If you want a shortcut — to watch a working reader's craft in action while you read your way through — book a session with one of our verified readers. Most of them will happily talk shop about books afterward.

Frequently asked questions

Which is the single best tarot book for beginners?

Rachel Pollack's Seventy-Eight Degrees of Wisdom. It treats the deck as a serious developmental and symbolic system, walks every card carefully, and remains useful as a reference for years after you've finished reading it.

Do I need multiple tarot books or is one enough?

One is enough to start, two or three is ideal within a year. Pollack alone will get you through your first three months.

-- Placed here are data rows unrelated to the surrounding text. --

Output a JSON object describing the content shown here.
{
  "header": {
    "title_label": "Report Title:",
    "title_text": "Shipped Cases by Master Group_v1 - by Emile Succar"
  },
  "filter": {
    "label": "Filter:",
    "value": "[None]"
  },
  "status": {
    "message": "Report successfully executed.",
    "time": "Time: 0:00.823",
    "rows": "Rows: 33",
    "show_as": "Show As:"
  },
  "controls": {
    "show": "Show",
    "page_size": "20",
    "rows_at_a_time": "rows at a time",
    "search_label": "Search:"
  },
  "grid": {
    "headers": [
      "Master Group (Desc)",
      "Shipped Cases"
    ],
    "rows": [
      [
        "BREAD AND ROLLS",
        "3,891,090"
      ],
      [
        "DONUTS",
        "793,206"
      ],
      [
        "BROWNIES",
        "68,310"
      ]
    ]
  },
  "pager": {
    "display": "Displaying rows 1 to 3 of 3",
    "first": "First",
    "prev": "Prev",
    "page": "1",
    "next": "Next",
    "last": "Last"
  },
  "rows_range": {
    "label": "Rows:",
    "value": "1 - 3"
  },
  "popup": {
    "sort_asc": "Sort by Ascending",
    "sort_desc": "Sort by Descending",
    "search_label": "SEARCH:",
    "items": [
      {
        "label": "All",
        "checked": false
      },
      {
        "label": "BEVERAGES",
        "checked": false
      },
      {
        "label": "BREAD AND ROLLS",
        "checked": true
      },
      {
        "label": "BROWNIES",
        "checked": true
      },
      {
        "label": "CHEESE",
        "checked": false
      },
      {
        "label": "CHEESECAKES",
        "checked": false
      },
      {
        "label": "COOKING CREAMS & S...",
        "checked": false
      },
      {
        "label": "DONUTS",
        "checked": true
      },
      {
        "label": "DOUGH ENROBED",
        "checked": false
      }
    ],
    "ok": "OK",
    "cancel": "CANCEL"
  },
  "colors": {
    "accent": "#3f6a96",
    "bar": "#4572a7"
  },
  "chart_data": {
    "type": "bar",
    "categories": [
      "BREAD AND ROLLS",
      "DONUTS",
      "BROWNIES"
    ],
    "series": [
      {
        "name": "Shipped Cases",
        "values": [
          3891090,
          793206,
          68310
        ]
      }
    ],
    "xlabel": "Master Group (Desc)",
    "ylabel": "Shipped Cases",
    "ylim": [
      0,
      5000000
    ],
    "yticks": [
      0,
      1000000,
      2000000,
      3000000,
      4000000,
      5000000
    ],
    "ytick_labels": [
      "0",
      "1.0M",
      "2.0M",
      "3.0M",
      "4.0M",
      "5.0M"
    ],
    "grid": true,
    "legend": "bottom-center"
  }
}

Adding Crispin (a different voice) and Greer (a working method) gives you triangulation that prevents you from reading the deck through a single author's lens.

Should beginners avoid the Llewellyn-style "tarot bible" books?

Not avoid — just not start there. The encyclopedic card-by-card volumes are useful as references after you have your own framework. Starting there gives you a hundred and fifty meaning-clusters with no organising principle, and most beginners burn out trying to memorise them.

What deck should I use while learning from these books?

The Rider-Waite-Smith deck. Every book on this list treats it as the visual standard, and switching decks while you're still learning the symbol vocabulary means restarting the index each time. Commit to one deck for the first six months.

Are there good free tarot resources online?

Yes — Biddy Tarot, Labyrinthos, and Aeclectic Tarot's forum archive are decent free starting points. But online card-meaning pages have a specific failure mode: they aggregate from each other and converge toward the same shallow interpretation. A book gives you a longer argument you can disagree with, which is what you need.